Our two-year MFA in Photography program features intensive 10-day residencies every January and June during which you will participate in presentations, workshops, seminars and critiques with a wide range of faculty and visiting artists. You will also join our Visual Arts and Writing students and engage in interdisciplinary work across programs. Each residency has a thematic lens intended to help students reach across disciplines. Themes, which have included Food, Migration, Borders, and Fear, are featured in a single day of events known as the Concurrent Curriculum.
Between residencies, you will be assigned to a faculty advisor who will focus on your academic work and to a studio-mentor to build on the insights made during the residency.

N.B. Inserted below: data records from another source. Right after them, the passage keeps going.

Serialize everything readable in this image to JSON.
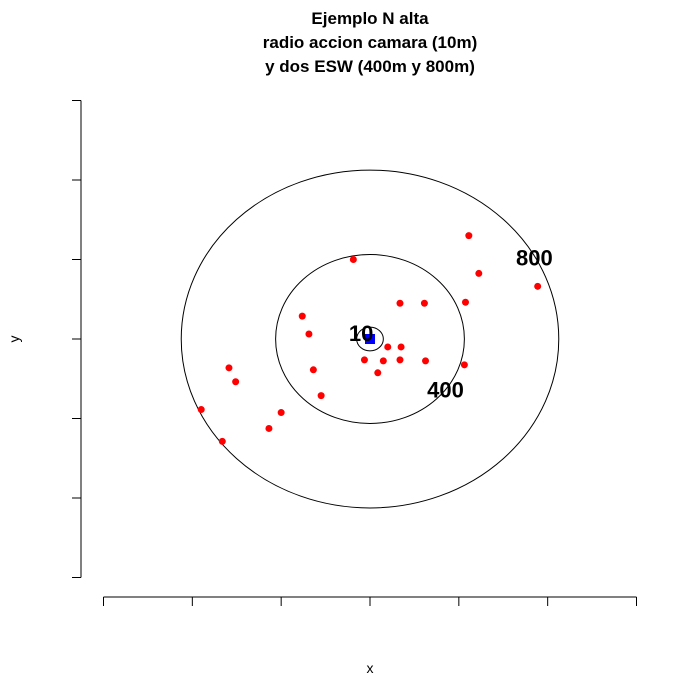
{
  "chart_data": {
    "type": "scatter",
    "title_lines": [
      "Ejemplo N alta",
      "radio accion camara (10m)",
      "y dos ESW (400m y 800m)"
    ],
    "xlabel": "x",
    "ylabel": "y",
    "xlim": [
      -1200,
      1200
    ],
    "ylim": [
      -1200,
      1200
    ],
    "x_ticks": [
      -1200,
      -800,
      -400,
      0,
      400,
      800,
      1200
    ],
    "y_ticks": [
      -1200,
      -800,
      -400,
      0,
      400,
      800,
      1200
    ],
    "tick_labels_shown": false,
    "grid": false,
    "center": {
      "x": 0,
      "y": 0,
      "color": "#0000ff",
      "marker": "square"
    },
    "circles": [
      {
        "radius": 60,
        "label": "10",
        "label_x": -40,
        "label_y": 30
      },
      {
        "radius": 425,
        "label": "400",
        "label_x": 340,
        "label_y": -255
      },
      {
        "radius": 850,
        "label": "800",
        "label_x": 740,
        "label_y": 410
      }
    ],
    "series": [
      {
        "color": "#ff0000",
        "marker": "circle",
        "points": [
          {
            "x": -75,
            "y": 400
          },
          {
            "x": 445,
            "y": 520
          },
          {
            "x": 490,
            "y": 330
          },
          {
            "x": 755,
            "y": 265
          },
          {
            "x": 135,
            "y": 180
          },
          {
            "x": 245,
            "y": 180
          },
          {
            "x": 430,
            "y": 185
          },
          {
            "x": -305,
            "y": 115
          },
          {
            "x": -275,
            "y": 25
          },
          {
            "x": 80,
            "y": -40
          },
          {
            "x": 140,
            "y": -40
          },
          {
            "x": -25,
            "y": -105
          },
          {
            "x": 60,
            "y": -110
          },
          {
            "x": 135,
            "y": -105
          },
          {
            "x": 250,
            "y": -110
          },
          {
            "x": 425,
            "y": -130
          },
          {
            "x": -255,
            "y": -155
          },
          {
            "x": 35,
            "y": -170
          },
          {
            "x": -635,
            "y": -145
          },
          {
            "x": -605,
            "y": -215
          },
          {
            "x": -220,
            "y": -285
          },
          {
            "x": -760,
            "y": -355
          },
          {
            "x": -400,
            "y": -370
          },
          {
            "x": -455,
            "y": -450
          },
          {
            "x": -665,
            "y": -515
          }
        ]
      }
    ]
  }
}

Throughout your time in the program, you will gain an understanding of your place in the contemporary art world, develop an expansive professional network, and gain a deeper awareness of yourself as an artist, writer, and citizen. Come and experience:
- Individualized mentoring with established photographers
- Interdisciplinary immersion during every residency;
- Seminars that explore the intersection of theory and practice, the role of art in social change, and strategies for creating a sustainable professional practice.

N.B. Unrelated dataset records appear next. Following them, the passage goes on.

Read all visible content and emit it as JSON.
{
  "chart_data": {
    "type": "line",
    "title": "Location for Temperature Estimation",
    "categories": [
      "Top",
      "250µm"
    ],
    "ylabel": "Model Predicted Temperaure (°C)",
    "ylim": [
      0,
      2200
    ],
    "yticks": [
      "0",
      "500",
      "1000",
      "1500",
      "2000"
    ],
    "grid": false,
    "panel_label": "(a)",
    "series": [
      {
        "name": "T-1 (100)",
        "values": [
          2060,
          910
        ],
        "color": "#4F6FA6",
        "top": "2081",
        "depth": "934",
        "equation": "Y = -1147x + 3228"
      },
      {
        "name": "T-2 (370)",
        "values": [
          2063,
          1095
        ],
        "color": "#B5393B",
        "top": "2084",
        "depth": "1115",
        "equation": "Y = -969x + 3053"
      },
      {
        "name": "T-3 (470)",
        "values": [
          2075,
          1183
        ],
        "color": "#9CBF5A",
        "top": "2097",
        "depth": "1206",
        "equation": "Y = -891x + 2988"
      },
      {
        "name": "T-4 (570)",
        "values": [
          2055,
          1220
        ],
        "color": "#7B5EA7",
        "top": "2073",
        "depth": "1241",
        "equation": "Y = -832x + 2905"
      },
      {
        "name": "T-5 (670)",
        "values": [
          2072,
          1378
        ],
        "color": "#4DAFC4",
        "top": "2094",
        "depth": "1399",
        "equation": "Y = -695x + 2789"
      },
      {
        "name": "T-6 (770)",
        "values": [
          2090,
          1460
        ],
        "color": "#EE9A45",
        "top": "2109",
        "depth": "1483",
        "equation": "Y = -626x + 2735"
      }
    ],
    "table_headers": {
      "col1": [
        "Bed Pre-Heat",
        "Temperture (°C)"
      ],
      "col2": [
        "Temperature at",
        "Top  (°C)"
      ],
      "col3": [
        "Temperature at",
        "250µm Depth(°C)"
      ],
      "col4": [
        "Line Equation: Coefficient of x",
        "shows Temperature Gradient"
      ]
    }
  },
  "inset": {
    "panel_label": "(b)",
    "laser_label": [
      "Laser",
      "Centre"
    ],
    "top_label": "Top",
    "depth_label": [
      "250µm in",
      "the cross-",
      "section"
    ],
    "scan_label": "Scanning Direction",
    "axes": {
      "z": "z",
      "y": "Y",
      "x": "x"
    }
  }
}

JOIN THE MFA IN PHOTOGRAPHY COMMUNITY, AND EXPERIENCE TRANSFORMATION AS A MAKER, THINKER, AND GLOBAL CITIZEN!
The Teti Fellowship
The Teti Fellows program awards four to six fellowships annually to scholars, artists, writers and educators wishing to travel to our campus in Manchester, New Hampshire to make use of the John Teti Rare Photography Book Collection housed in the college’s Teti Library.
The John Teti Rare Photography Book Collection is one of the finest collections of photographic resources in the United States. The Collection, established in 2007 through a generous donation by Mr. John Teti, contains over 2,000 rare books, periodicals, prints and documents illustrating the history of photography, including Edward Steichen’s personal copies of Alfred Stieglitz’s Camera Work.